Он вышел на главную улицу, чтобы развеяться. И обомлел. У городских ворот стояла знакомая, тощая, костлявая фигура. Рядом — еще десяток таких же. Их лица были измождены дорогой, но глаза горели холодным огнем праведного гнева.

Это были они. Жены.

Во главе с Сепфорой, которая уже с порога завела свою знакомую песню:

— Так вот где вы бездельничаете, проклятые тунеядцы! А кто будет шатер чинить? А кто верблюдов доить? А твои сандалии, Моисей, я уже второй месяц ищу! Думала, ты их в пустыне потерял, а они тут, в этой… в этой конуре! И что это за позор! — она ткнула пальцем в одну из улыбающихся местных девиц. — Ходит полгруди на улице выставив! Это чтобы кто? Чтобы такие как ты глазели?

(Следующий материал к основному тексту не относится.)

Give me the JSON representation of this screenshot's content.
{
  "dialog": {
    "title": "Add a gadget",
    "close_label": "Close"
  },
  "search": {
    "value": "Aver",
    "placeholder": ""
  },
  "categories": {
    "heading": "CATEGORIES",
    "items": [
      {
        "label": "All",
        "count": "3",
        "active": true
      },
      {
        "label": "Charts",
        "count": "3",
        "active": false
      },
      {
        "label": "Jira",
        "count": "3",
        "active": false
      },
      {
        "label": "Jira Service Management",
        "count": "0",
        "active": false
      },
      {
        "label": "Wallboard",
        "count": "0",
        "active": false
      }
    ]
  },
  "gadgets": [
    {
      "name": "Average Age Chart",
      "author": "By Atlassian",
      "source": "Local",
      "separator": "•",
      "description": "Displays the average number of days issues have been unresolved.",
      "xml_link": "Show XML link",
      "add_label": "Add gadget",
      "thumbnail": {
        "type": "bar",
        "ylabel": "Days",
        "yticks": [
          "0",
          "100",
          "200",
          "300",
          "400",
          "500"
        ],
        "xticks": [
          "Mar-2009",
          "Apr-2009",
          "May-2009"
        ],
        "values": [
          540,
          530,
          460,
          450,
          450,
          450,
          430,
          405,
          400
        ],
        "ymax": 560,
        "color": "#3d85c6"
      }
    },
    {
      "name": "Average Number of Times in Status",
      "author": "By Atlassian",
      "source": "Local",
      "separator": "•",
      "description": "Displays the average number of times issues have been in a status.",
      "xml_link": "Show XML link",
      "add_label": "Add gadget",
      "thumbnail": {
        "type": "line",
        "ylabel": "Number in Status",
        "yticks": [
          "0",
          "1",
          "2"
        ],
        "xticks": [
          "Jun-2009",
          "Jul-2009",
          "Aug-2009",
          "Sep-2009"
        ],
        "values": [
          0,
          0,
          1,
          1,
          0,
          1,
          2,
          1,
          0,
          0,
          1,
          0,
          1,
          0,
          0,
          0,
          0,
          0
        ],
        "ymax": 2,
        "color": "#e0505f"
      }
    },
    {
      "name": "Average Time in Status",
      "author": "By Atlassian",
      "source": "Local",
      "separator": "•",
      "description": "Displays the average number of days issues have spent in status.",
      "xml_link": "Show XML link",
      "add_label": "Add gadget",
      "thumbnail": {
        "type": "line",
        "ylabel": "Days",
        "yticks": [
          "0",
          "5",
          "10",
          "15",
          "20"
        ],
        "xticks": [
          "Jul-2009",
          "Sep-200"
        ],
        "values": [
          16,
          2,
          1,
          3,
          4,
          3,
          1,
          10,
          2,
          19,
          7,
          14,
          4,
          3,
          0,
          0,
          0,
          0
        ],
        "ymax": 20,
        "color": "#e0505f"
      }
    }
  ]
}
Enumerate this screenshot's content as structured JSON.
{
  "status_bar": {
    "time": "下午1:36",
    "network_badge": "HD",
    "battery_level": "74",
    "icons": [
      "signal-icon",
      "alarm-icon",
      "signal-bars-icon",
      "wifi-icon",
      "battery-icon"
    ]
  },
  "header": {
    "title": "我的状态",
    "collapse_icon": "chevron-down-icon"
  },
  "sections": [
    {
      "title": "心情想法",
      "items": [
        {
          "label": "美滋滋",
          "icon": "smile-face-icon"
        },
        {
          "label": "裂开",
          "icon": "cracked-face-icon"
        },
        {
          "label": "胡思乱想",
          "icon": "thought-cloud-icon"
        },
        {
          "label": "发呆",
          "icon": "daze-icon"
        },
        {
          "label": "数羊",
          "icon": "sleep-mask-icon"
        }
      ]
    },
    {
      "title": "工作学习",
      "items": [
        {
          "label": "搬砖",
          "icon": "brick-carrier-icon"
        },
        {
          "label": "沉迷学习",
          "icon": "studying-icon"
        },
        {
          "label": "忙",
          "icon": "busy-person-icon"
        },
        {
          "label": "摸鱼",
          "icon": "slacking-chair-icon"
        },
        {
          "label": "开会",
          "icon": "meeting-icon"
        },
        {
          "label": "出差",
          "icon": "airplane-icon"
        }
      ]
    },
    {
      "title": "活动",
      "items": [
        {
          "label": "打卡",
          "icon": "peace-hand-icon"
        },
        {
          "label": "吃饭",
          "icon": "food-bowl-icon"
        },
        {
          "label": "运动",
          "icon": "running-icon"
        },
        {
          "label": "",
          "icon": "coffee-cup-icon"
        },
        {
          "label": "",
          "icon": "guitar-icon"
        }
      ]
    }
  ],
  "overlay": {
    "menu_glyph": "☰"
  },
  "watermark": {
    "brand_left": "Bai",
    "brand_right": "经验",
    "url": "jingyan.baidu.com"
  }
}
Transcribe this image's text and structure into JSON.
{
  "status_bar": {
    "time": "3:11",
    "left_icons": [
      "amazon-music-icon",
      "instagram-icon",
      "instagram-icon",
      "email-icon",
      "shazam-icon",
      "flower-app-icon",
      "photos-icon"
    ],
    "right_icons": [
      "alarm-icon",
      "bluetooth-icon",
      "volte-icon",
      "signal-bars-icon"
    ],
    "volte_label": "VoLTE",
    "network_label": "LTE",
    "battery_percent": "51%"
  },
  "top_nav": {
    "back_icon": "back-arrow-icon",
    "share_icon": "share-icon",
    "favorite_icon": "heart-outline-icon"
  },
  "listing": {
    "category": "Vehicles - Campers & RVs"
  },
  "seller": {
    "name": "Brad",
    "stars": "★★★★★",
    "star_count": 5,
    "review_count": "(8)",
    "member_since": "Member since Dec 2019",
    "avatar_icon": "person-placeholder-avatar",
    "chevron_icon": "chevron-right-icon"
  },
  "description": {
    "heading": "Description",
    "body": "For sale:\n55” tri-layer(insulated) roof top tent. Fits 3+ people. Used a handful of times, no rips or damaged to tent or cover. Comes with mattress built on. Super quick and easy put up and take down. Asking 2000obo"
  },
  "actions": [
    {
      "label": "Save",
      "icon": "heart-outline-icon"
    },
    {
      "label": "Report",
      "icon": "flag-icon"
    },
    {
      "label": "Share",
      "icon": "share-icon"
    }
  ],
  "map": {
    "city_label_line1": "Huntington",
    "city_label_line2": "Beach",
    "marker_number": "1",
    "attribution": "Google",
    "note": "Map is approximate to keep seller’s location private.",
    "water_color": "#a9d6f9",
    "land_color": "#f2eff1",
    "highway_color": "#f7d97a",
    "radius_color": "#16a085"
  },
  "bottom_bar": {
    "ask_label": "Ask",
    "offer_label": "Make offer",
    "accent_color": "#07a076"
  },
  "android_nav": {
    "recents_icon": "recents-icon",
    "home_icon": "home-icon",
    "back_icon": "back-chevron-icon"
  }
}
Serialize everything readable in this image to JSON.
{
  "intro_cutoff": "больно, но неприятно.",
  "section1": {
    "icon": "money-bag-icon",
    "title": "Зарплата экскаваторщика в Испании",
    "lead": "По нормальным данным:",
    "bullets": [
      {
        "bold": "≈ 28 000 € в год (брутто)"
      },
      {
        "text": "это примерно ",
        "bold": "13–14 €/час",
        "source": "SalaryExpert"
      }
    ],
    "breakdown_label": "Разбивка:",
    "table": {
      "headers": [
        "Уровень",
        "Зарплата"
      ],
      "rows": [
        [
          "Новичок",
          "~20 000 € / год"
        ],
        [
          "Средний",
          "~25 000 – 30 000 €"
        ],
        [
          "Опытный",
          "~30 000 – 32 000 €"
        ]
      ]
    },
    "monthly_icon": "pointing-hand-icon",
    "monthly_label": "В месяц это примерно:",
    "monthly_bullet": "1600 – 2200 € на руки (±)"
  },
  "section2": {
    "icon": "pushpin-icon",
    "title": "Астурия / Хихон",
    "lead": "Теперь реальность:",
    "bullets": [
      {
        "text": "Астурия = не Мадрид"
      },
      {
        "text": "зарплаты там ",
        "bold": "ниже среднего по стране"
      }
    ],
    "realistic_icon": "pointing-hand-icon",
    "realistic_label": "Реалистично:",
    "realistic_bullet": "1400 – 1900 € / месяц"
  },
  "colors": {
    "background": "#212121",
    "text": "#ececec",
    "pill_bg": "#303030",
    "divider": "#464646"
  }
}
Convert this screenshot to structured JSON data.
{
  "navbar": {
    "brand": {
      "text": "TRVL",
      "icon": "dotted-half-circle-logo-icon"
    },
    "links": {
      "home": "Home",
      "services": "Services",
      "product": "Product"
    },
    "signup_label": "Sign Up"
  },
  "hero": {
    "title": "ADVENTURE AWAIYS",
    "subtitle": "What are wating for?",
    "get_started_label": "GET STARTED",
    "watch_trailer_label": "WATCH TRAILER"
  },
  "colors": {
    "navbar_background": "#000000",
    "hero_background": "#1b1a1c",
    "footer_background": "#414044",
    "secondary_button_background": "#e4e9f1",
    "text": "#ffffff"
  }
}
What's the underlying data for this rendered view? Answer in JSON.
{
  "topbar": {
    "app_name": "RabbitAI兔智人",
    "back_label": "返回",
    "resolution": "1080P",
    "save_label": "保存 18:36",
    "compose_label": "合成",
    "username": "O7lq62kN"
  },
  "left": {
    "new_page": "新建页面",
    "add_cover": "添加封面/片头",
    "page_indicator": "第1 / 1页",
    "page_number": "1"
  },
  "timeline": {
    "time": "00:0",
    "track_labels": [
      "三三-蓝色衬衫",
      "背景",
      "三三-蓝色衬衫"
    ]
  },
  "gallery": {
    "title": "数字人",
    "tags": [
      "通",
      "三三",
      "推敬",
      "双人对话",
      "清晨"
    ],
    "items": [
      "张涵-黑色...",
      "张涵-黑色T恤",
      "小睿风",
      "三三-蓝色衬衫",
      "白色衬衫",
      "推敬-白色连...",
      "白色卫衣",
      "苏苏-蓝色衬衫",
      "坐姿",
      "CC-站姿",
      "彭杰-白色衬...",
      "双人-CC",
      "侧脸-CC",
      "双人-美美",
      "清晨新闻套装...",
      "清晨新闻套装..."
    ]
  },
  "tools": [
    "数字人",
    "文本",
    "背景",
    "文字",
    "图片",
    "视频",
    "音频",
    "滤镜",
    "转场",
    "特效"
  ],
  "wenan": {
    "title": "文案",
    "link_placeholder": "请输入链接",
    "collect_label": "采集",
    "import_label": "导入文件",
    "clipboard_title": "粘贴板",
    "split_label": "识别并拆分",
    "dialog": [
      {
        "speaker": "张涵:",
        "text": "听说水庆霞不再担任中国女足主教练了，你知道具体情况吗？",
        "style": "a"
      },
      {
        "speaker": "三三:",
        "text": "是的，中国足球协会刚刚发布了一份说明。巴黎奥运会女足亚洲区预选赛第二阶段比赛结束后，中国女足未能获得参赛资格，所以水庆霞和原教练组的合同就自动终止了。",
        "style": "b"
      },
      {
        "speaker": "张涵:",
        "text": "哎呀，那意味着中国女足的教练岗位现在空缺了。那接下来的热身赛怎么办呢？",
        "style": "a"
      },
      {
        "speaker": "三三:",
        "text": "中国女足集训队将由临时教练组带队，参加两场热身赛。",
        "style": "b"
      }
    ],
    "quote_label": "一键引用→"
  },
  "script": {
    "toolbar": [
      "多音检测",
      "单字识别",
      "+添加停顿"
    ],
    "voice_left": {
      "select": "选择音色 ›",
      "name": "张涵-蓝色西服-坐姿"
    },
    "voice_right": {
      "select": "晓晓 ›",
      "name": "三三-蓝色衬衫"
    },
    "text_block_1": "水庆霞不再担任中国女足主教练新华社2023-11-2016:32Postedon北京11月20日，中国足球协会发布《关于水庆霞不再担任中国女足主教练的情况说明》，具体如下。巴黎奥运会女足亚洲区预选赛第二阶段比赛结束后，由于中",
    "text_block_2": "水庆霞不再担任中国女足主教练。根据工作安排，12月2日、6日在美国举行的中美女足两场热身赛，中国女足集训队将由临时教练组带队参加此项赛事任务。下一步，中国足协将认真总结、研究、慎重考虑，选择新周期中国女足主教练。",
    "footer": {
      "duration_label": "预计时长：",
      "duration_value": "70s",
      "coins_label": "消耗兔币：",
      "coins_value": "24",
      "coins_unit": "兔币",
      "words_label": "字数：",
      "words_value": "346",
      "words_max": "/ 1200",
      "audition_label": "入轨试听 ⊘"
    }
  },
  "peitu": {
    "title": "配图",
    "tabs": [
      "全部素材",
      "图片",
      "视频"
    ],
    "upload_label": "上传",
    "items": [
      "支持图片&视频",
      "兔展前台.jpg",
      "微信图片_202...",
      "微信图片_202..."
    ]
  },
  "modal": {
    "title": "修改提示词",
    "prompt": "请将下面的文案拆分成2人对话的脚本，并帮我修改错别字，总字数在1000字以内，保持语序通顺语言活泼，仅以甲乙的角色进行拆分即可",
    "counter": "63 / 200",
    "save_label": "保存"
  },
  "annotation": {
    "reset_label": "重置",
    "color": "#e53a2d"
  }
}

Тишина, воцарившаяся на улице, была оглушительной. Музыка смолкла. Смех замер. Даже верблюды перестали жевать.

Моисей, Аарон и Хур стояли как вкопанные, с кубками в оцепеневших руках. Их земля обетованная рухнула в один миг. Она была завоевана, оккупирована и отныне обложена неподъемной повинностью в виде упреков, нотаций и причитаний.

Сепфора, тяжело дыша, осмотрела свое новое владение. Ее взгляд скользнул по вывескам таверн, по кубкам с пивом, по опешившим местным красоткам.

— Ну, — сказала она, и в ее голосе зазвенела сталь. — Раз уж мы здесь оказались… Первым делом — все убрать. И проветрить! Здесь пахнет грехом и ленью. Аарон! Иди сюда, помоги разгружать корзины! И поправь одеяние, ты выглядишь как римский развратник! Моисей! Немедленно найди доску и гвозди! Я уже придумала, куда тут повесить занавески!

Моисей опустил голову. Он понял, что от судьбы не уйдешь. И что никакая, даже самая обетованная земля, не спасет мужчину от его жены. Он вздохнул и потянулся за молотком. Новые скрижали были не нужны. Главную заповедь он постиг сам: «Не ищи себе другого дома, ибо везде тебя найдет твоя жена».

Загрузка...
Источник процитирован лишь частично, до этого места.